Al-Qaeda claims responsibility for hotel attack in Burkina Faso
Witnesses heard and saw gunshots and explosions coming from one of Ouagadougou's main hotels and a nearby restaurant on Friday night, when at least 20 people were killed, according to a hospital chief and medical sources.
The siege has now been declared over, with three attackers also killed. More than 125 people held hostage by the militants have been freed, authorities said on Saturday.
An al-Qaeda affiliate in Africa has claimed responsibility for the attack, said a US-based monitoring group.
The "mujahideen brothers" of al-Qaeda in the Islamic Maghreb (AQIM) "broke into a restaurant of one of the biggest hotels in the capital of Burkina Faso, and are now entrenched and the clashes are continuing with the enemies of the religion," the SITE Intelligence Group reported, quoting an Arabic-language AQIM message.

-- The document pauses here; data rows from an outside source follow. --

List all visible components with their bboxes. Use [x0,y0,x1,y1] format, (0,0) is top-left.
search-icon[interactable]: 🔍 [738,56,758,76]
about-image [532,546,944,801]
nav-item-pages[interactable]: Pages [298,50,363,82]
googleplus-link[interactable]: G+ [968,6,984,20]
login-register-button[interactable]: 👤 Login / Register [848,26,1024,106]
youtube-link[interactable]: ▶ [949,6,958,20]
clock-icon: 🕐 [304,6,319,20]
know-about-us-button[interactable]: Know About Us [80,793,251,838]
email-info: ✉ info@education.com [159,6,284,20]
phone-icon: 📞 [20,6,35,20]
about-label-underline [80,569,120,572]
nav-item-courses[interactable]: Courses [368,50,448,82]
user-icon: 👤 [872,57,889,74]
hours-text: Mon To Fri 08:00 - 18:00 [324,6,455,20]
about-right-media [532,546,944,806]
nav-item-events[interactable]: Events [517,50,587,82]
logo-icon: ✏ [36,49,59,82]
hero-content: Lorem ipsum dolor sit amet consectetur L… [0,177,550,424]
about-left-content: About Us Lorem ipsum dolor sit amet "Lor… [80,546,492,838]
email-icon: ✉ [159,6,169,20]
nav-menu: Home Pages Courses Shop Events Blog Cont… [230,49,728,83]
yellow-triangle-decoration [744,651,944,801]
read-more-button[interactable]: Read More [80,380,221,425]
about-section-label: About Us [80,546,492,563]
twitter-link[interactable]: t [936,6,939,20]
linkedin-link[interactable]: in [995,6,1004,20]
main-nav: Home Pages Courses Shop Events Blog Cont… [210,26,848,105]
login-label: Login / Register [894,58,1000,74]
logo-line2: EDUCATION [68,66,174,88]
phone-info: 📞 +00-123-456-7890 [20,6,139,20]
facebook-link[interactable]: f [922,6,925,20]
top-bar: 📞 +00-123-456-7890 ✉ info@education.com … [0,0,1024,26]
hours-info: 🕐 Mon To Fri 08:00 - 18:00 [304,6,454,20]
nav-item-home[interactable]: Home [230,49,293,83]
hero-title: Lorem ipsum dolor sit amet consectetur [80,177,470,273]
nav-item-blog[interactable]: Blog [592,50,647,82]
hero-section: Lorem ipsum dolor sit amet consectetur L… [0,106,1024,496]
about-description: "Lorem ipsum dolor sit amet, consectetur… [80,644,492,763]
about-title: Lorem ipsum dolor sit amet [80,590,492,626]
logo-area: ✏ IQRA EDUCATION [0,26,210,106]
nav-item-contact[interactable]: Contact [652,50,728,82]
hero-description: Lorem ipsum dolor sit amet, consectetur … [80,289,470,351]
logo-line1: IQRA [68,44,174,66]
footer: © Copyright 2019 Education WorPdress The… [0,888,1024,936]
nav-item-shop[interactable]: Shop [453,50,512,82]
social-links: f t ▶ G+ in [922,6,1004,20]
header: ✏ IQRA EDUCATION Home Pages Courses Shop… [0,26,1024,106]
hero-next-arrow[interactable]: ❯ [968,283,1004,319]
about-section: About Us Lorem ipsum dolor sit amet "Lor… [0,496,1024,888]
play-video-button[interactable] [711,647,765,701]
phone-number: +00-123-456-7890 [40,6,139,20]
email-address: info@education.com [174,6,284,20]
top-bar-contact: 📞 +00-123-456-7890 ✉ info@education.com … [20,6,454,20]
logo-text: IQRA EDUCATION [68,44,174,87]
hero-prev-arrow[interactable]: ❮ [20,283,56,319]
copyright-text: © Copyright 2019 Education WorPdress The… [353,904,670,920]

The attackers holed themselves up in the hotel on Friday evening with explosives, which slowed the operation to retake the hotel, authorities said.
There are "victims and hostages" in the then ongoing attack on a hotel in central Ouagadougou, Burkina Faso Foreign Minister Alpha Barry told AFP on Friday, adding that a counter-assault was being prepared, possibly with the support of French forces.
"At the moment these are Burkinabe forces, but we are not ruling out possible support of foreign forces including French special forces."
On Friday evening as the assault raged, sources said that around 10 vehicles were on fire in the street where the four-star Splendid hotel and the Cappuccino restaurant opposite are located. Both are popular with UN staff and Westerners and are in a busy, central area of Burkina Faso's capital not far from the international airport.
Three men clad in turbans at one point fired at the scene on Avenue Kwame Nkrumah, one of Ouagadougou's main thoroughfares.
A witness reported seeing four assailants who were of Arab or white appearance and "wearing turbans".
A Cappuccino staff member, reached by telephone by AFP, said several people had been killed at the restaurant, without being able to give an exact toll.
Witnesses originally said the attackers had been holed up in the 147-room hotel, while sporadic exchanges of fire could be heard between the assailants and security forces.
The Burkinabe army meanwhile revealed that an armed group had carried out an attack earlier in the day near the border with Mali, killing two people.
"In the afternoon [at] around 2:00 pm (1400 GMT), around 20 heavily armed unidentified individuals carried out an attack against gendarmes in the village of Tin Abao," the army said in a statement, adding that an officer and a civilian had been killed and two more gendarmes wounded.
The attack comes less than two months after a hostage siege at the luxury Radisson Blu Hotel in the Malian capital Bamako in November, in which 20 people died including 14 foreigners.
Last month, Burkina Faso swore in Roch Marc Christian Kabore as president, completing the troubled West African state's transition after the overthrow of its long-time ruler, Blaise Compaore, in 2014 and a failed coup attempt in September.
Hundreds of thousands of people took to the streets in October 2014, when Compaore sought to extend his rule, forcing him to step down after ruling the poor, landlocked country with an iron fist for 27 years.
Kabore, 58, becomes only the third civilian president of the nine who have held power since the country's independence from France in 1960.